The manufacturer’s instructions and previous pharmacokinetic studies indicate that liposomal iron has higher bioavailability, requiring a lower elemental iron dosage than ferrous sulfate for therapeutic efficacy. We acknowledge that the different elemental iron doses (15 mg/day for liposomal iron versus 25 mg/day for ferrous sulfate) may limit the comparability of the findings. This difference was based on bioavailability considerations, with liposomal iron exhibiting superior absorption. As such, the results should be interpreted with caution, as they apply to the specific doses used in the study and may not be generalized to other dose comparisons.
This study demonstrates that liposomal iron improves hemoglobin and SI in children with iron-deficiency anemia better than ferrous sulfate. The MCV was continuously lower in the liposomal group throughout the experiment, suggesting that ferrous sulfate may affect red blood cell size more than liposomal iron. This discrepancy may not be clinically significant, but it should be considered when interpreting our findings regarding the overall benefit of liposomal iron.

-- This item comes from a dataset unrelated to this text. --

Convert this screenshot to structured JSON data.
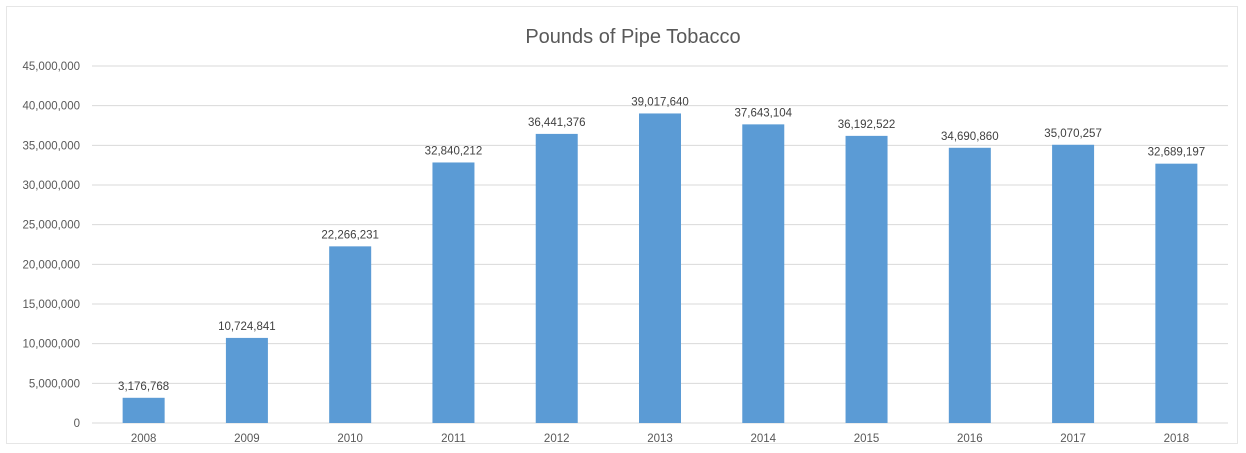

No significant change in ferritin levels across groups represents another limitation of this research. Despite increases in hemoglobin and SI levels in the liposomal group, ferritin levels did not change, suggesting that the liposomal formulation may be less effective at increasing iron storage than circulating iron levels. Although statistical adjustments were made for baseline values, the higher baseline SI and TIBC in the liposomal group may have influenced the results, particularly for these measurements. Subsequent research with more closely aligned baseline characteristics or longer follow-up periods may reveal the long-term benefits and address potential study design biases.
Moreover, the study’s findings regarding gender differences necessitate further exploration. Future research should aim to elucidate the underlying mechanisms that contribute to these differences and assess how they may influence treatment strategies.
The CRP measurement was performed solely to control for underlying conditions that could affect ferritin levels, such as inflammation or infection; however, due to normal values in CRP levels for patients, it was not incorporated into the final analysis.